Gasgoo.com (Shanghai October 21) - Facing an ever competitive market, Jianghuai Automobiles has been embarking on new expansion projects. In a report appearing in the Nanfang Daily earlier this week, the Anhui-based manufacturer announced that it will be spending over 160 million yuan ($25.42m) to purchase shares in both Yangzhou Light Automobile and subsidiary Jianghuai Anchi. Following the purchase, JAC will have access to two new production sites, which will help it decrease its overall costs.
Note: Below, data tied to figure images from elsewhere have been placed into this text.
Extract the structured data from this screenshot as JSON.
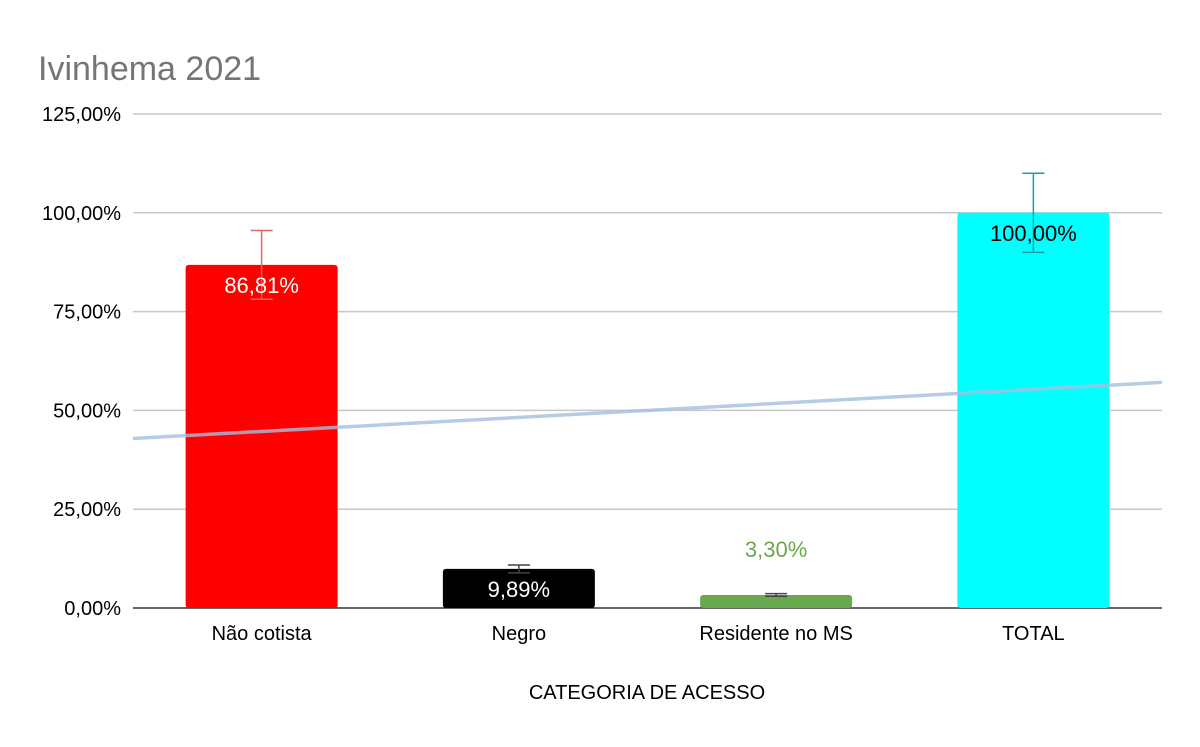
{
  "chart_data": {
    "type": "bar",
    "title": "Ivinhema 2021",
    "xlabel": "CATEGORIA DE ACESSO",
    "ylabel": "",
    "ylim": [
      0,
      125
    ],
    "yticks": [
      0,
      25,
      50,
      75,
      100,
      125
    ],
    "ytick_labels": [
      "0,00%",
      "25,00%",
      "50,00%",
      "75,00%",
      "100,00%",
      "125,00%"
    ],
    "grid": true,
    "categories": [
      "Não cotista",
      "Negro",
      "Residente no MS",
      "TOTAL"
    ],
    "values": [
      86.81,
      9.89,
      3.3,
      100.0
    ],
    "data_labels": [
      "86,81%",
      "9,89%",
      "3,30%",
      "100,00%"
    ],
    "bar_colors": [
      "#ff0000",
      "#000000",
      "#6aa84f",
      "#00ffff"
    ],
    "label_colors": [
      "#ffffff",
      "#ffffff",
      "#6aa84f",
      "#000000"
    ],
    "label_position": [
      "inside",
      "inside",
      "above",
      "inside"
    ],
    "error_bars": [
      8.7,
      1.0,
      0.33,
      10.0
    ],
    "error_bar_colors": [
      "#e06666",
      "#444444",
      "#444444",
      "#1aa3a3"
    ],
    "trendline": {
      "type": "linear",
      "start": 42.9,
      "end": 57.1,
      "color": "#a4bfdd"
    }
  }
}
JAC's decision to purchase shares in the two companies was passed by its board of directors earlier this week. The board agreed to use cash to fulfill the purchases, which will see its stakes in Yangzhou Light Automobile and Jianghuai Anchi rise to 67 percent and 100 percent, respectively. JAC's original stake in Anchi, which was established in 2010 as a SUV and pickup truck manufacturer, was 90 percent. Following the acquisition, the added value rate of Anchi's stock is evaluated to be 14 percent.
JAC was one of the better performing domestic manufacturers in September, having managed to sell a total of 11,606 vehicles. JAC's sales grew 65.28 percent from August to September and 33.19 percent from September 2011 to September of this year. Compared with average industry growth rate of 38.7 percent and 11.4 percent, JAC's performance was exceptionally strong. Sales of its flagship Heyue sedan (pictured) were very good, with a total of 8,334 units sold during the month. The manufacturer's commercial vehicle sales were also notable.
JAC's reported stock price rose from 4.3 yuan ($0.6832) at the end of August to 5.33 yuan ($0.8468) this past Wednesday.